Friday, October 17, 2008

Mediocrity

And the afternoon, the evening, sleeps so peacefully!
Smoothed by long fingers,
Asleep … tired … or it malingers,
Stretched on the floor, here beside you and me.
Should I, after tea and cakes and ices,
Have the strength to force the moment to its crisis?
But though I have wept and fasted, wept and prayed,
Though I have seen my head [grown slightly bald] brought in upon a platter,
I am no prophet—and here’s no great matter;
I have seen the moment of my greatness flicker,
And I have seen the eternal Footman hold my coat, and snicker,
And in short, I was afraid.


This is a segment from "The Love Song of J. Alfred Prufrock" by the master, T.S. Elliot. It is my favorite poem of all time.
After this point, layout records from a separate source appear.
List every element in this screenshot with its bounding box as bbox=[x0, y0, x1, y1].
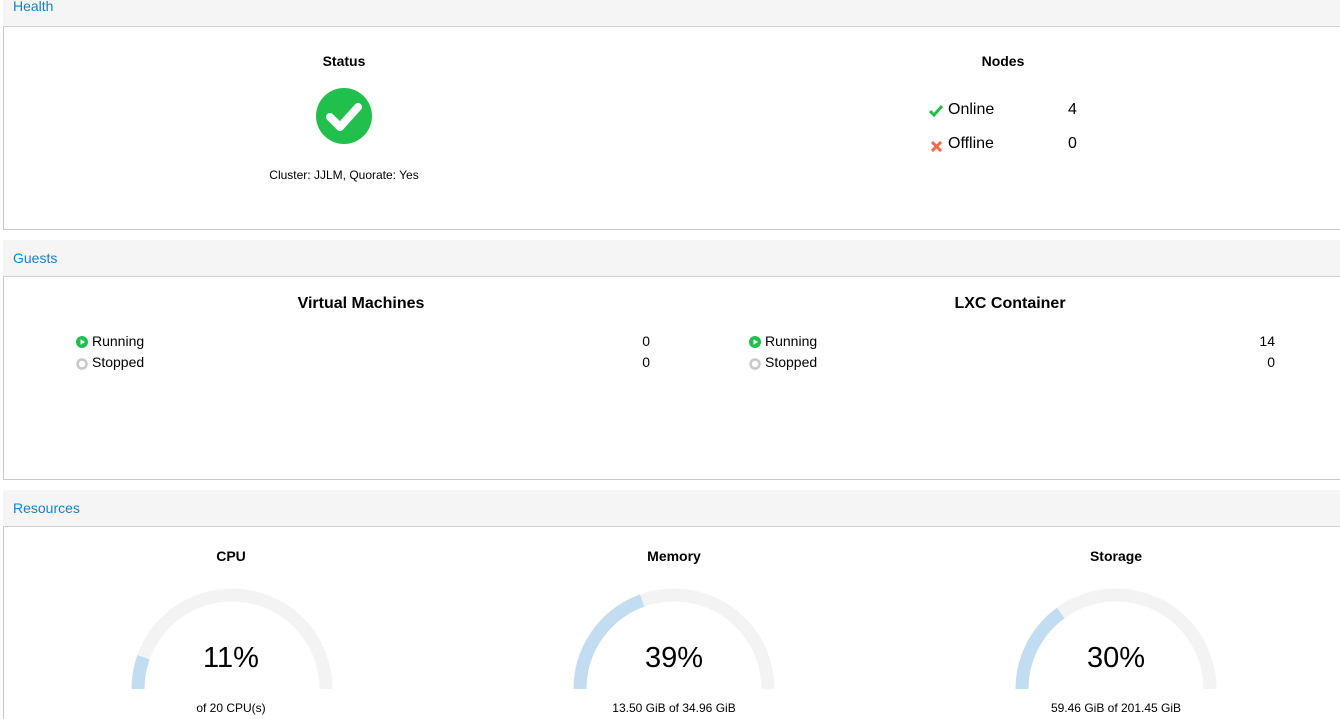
storage-gauge-percent: 30% bbox=[1086, 642, 1146, 674]
guests-panel-title: Guests bbox=[13, 250, 58, 266]
cpu-gauge-detail: of 20 CPU(s) bbox=[196, 701, 266, 715]
cpu-gauge-label: CPU bbox=[216, 548, 246, 564]
lxc-running-count: 14 bbox=[1259, 333, 1275, 349]
stop-circle-icon bbox=[749, 357, 761, 375]
nodes-online-label: Online bbox=[948, 101, 995, 118]
resources-panel-title: Resources bbox=[13, 500, 80, 516]
health-panel-title: Health bbox=[13, 0, 54, 14]
nodes-online-count: 4 bbox=[1068, 101, 1077, 118]
play-circle-icon bbox=[749, 335, 761, 353]
status-check-circle-icon bbox=[316, 88, 372, 144]
vm-stopped-label: Stopped bbox=[92, 354, 145, 370]
health-panel-body: Status Cluster: JJLM, Quorate: Yes Nodes… bbox=[3, 27, 1340, 230]
cpu-gauge-arc bbox=[131, 588, 333, 690]
lxc-heading: LXC Container bbox=[954, 295, 1066, 312]
vm-stopped-count: 0 bbox=[642, 354, 650, 370]
vm-running-label: Running bbox=[92, 333, 145, 349]
guests-panel-header: Guests bbox=[3, 240, 1340, 277]
memory-gauge-label: Memory bbox=[647, 548, 701, 564]
memory-gauge-arc bbox=[573, 588, 775, 690]
cluster-status-text: Cluster: JJLM, Quorate: Yes bbox=[269, 168, 419, 182]
guests-panel-body: Virtual Machines Running 0 Stopped 0 LXC… bbox=[3, 277, 1340, 480]
nodes-heading: Nodes bbox=[981, 53, 1025, 69]
storage-gauge-arc bbox=[1015, 588, 1217, 690]
storage-gauge-label: Storage bbox=[1089, 548, 1143, 564]
status-heading: Status bbox=[322, 53, 366, 69]
nodes-offline-label: Offline bbox=[948, 135, 994, 152]
memory-gauge-percent: 39% bbox=[644, 642, 704, 674]
memory-gauge-detail: 13.50 GiB of 34.96 GiB bbox=[612, 701, 736, 715]
online-check-icon bbox=[928, 104, 944, 122]
lxc-stopped-count: 0 bbox=[1267, 354, 1275, 370]
resources-panel-body: CPU 11% of 20 CPU(s) Memory 39% 13.50 Gi… bbox=[3, 527, 1340, 719]
nodes-offline-count: 0 bbox=[1068, 135, 1077, 152]
offline-x-icon bbox=[930, 139, 943, 157]
stop-circle-icon bbox=[76, 357, 88, 375]
play-circle-icon bbox=[76, 335, 88, 353]
vm-running-count: 0 bbox=[642, 333, 650, 349]
lxc-stopped-label: Stopped bbox=[765, 354, 818, 370]
storage-gauge-detail: 59.46 GiB of 201.45 GiB bbox=[1050, 701, 1182, 715]
cpu-gauge-percent: 11% bbox=[203, 642, 259, 674]
health-panel-header: Health bbox=[3, 0, 1340, 27]
lxc-running-label: Running bbox=[765, 333, 818, 349]
resources-panel-header: Resources bbox=[3, 490, 1340, 527]
vm-heading: Virtual Machines bbox=[297, 295, 425, 312]
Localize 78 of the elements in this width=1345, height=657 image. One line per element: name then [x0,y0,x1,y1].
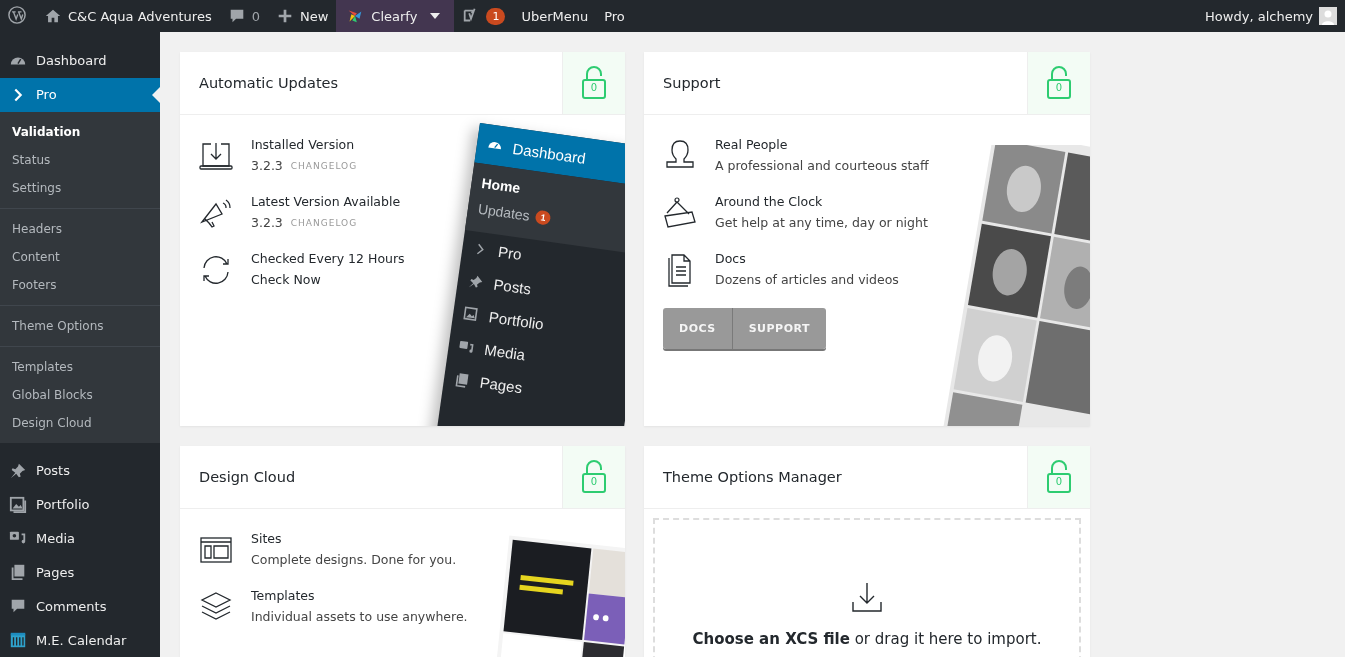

I have felt a curious passion for this verse my entire life, from the first time I read it when I was fifteen. I hope my close friends know that someone must take responsibility for reading these words at my funeral (because God love him, Fang probably won't). They are beyond powerful for me for I share the protagonist's realization of their mediocrity.

I am at a mid point in my life (optimistically assuming I would actually live to be 100--I'll be lucky to make 50!). I've seen common themes of mediocrity and I can admit objectively these few things: I'll never be a millionaire and I will always be squarely middle class. I am not violently left or right politically so I am probably categorized middle of the road. I am not as aggressive in my exhortations in business management that some of my peers are, so perhaps I am portrayed as benign. I don't stand up to aspects of dissatisfaction in my life, so I am perhaps considered passive. Maybe I don't stand up to my boss as effectively as I'd like to, so I could be considered ineffective. I am guilty of hiding my boredom under good manners. I am aware of all these shortcomings. I can't always find my voice as powerfully as I feel (oh, but I hear it inside me so very loudly, sometimes to the point of pain).

The truth is, I accept my mediocrity. Like Mozart's rival Salieri, I revel in my poster child status. I am a soldier in life, in work, in the everyday stages of every moment. But even those of us with an average facade hope for a glimpse of something sparkling--as Elliot suggests, the siren songs that don't sing for him.

I hold out hope that they will sing for me.